Per rispondere a questa esigenza, Cloudflare ha introdotto in AI Gateway una nuova funzione chiamata Spend Limits, progettata per applicare limiti di spesa direttamente all’utilizzo dei modelli AI.
Cos’è AI Gateway e come funzionano gli Spend Limits
Cloudflare AI Gateway opera come livello intermedio tra le applicazioni aziendali e i modelli AI.
Invece di collegarsi direttamente ai provider come OpenAI, Anthropic o Google, le richieste transitano attraverso il gateway, che registra utilizzo, costi e numero di chiamate.
Il sistema supporta anche caching, routing e limitazione del traffico. Prima degli Spend Limits, gli amministratori potevano osservare il consumo complessivo ma non disponevano di uno strumento integrato per assegnare budget a singoli utenti, reparti o applicazioni, un problema evidente soprattutto dove le chiavi API erano condivise tra molti dipendenti.
La nuova funzione introduce un modello di controllo basato sul denaro effettivamente speso e non sul numero di richieste inviate. Ogni regola definisce un budget in dollari e un intervallo temporale, giornaliero, settimanale o mensile.
Il sistema calcola il costo di ogni richiesta usando i token consumati e il listino del modello impiegato, monitorando la spesa in tempo reale. Quando una soglia viene superata, AI Gateway può bloccare ulteriori richieste con un errore HTTP 429 oppure attivare percorsi alternativi configurati dall’amministratore.
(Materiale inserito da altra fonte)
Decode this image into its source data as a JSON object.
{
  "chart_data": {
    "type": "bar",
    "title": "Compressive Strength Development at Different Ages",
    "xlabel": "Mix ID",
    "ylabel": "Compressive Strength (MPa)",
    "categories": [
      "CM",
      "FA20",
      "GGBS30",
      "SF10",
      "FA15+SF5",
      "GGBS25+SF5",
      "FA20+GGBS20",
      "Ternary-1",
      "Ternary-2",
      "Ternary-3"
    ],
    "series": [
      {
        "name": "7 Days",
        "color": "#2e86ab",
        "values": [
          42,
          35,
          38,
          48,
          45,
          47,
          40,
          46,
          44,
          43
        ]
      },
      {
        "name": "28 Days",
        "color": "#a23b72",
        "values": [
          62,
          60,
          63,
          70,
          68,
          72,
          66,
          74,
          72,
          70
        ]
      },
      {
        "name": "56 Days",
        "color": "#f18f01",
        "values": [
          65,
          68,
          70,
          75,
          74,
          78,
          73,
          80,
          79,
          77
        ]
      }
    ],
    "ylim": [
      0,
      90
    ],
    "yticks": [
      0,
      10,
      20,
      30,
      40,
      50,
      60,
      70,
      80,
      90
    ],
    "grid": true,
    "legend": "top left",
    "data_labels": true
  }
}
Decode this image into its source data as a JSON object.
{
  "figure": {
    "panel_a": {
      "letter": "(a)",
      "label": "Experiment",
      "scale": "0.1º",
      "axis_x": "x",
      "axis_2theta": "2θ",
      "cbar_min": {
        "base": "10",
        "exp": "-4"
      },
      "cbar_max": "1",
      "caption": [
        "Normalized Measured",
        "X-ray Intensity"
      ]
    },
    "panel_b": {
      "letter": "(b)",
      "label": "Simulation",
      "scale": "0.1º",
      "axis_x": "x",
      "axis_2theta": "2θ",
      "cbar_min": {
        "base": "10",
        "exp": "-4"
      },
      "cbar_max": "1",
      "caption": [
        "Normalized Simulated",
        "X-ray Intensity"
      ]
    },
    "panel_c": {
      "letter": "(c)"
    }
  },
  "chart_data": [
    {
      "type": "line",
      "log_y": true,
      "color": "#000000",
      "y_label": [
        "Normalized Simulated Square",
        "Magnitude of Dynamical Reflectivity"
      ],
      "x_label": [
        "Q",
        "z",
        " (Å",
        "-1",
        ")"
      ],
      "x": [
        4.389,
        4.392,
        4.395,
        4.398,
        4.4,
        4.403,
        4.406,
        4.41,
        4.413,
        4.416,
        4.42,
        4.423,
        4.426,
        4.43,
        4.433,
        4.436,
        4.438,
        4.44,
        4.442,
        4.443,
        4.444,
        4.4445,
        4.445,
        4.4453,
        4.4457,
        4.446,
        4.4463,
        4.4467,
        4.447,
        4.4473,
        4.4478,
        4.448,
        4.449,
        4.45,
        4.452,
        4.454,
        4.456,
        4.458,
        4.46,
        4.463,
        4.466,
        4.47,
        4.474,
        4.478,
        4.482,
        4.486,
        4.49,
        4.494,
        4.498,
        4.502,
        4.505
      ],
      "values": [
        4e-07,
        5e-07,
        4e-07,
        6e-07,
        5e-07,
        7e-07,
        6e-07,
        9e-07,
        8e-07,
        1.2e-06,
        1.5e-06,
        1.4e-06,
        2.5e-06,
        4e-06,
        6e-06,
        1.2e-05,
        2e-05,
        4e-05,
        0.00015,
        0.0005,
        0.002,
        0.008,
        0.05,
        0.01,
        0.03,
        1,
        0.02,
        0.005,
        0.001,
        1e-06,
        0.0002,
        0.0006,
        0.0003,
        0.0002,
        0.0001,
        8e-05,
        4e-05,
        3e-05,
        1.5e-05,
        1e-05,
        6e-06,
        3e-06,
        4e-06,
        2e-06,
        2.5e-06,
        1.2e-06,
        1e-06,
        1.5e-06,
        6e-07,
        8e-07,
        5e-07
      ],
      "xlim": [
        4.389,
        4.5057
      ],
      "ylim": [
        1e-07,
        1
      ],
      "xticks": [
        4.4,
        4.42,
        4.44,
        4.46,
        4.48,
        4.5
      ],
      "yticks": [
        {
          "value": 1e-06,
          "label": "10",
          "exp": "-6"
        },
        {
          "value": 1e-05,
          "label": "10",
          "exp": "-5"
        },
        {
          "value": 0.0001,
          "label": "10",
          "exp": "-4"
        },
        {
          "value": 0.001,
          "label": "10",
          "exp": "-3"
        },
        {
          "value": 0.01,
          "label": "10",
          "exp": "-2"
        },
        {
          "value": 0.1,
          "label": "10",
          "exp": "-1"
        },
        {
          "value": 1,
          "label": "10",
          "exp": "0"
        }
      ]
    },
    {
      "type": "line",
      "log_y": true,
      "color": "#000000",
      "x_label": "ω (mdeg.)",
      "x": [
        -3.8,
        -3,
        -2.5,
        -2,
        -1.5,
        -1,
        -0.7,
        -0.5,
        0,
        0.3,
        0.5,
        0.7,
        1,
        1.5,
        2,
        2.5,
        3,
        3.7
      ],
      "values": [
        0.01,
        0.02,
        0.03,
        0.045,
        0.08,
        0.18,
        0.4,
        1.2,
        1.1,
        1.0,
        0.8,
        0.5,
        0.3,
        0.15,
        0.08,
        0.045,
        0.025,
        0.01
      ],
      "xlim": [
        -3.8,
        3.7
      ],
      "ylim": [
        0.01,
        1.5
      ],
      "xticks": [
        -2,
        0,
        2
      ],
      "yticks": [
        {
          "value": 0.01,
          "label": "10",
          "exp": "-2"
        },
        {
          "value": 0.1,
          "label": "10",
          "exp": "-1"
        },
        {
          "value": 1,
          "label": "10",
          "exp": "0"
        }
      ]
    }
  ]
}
Cloudflare precisa che il monitoraggio si basa su una stima e che per la rendicontazione definitiva è necessario confrontare i dati con quelli dei singoli provider.
Budget granulari, fallback automatico e identità digitali
Gli amministratori possono applicare limiti in base al provider, al modello o a metadati personalizzati come identificativi utente, gruppi aziendali o applicazioni specifiche.
La piattaforma supporta due modalità: una divide automaticamente il budget tra valori differenti creando un plafond separato per ciascun utente, l’altra applica la regola a un valore specifico come un reparto o un modello linguistico. Cloudflare cita esempi pratici come budget mensili differenziati tra sviluppatori junior e senior, o restrizioni che consentono al team di machine learning di accedere ai modelli più avanzati lasciando agli altri soluzioni meno costose.
Bloccare un’applicazione quando esaurisce il budget non è sempre la scelta migliore. Per questo la funzione si integra con il routing dinamico di Cloudflare: raggiunto il limite su un modello costoso, il traffico viene reindirizzato automaticamente verso un’alternativa più economica, mantenendo il servizio attivo. Spend Limits è disponibile in open beta per tutti i piani, configurabile via dashboard o API, con un massimo di venti regole per gateway.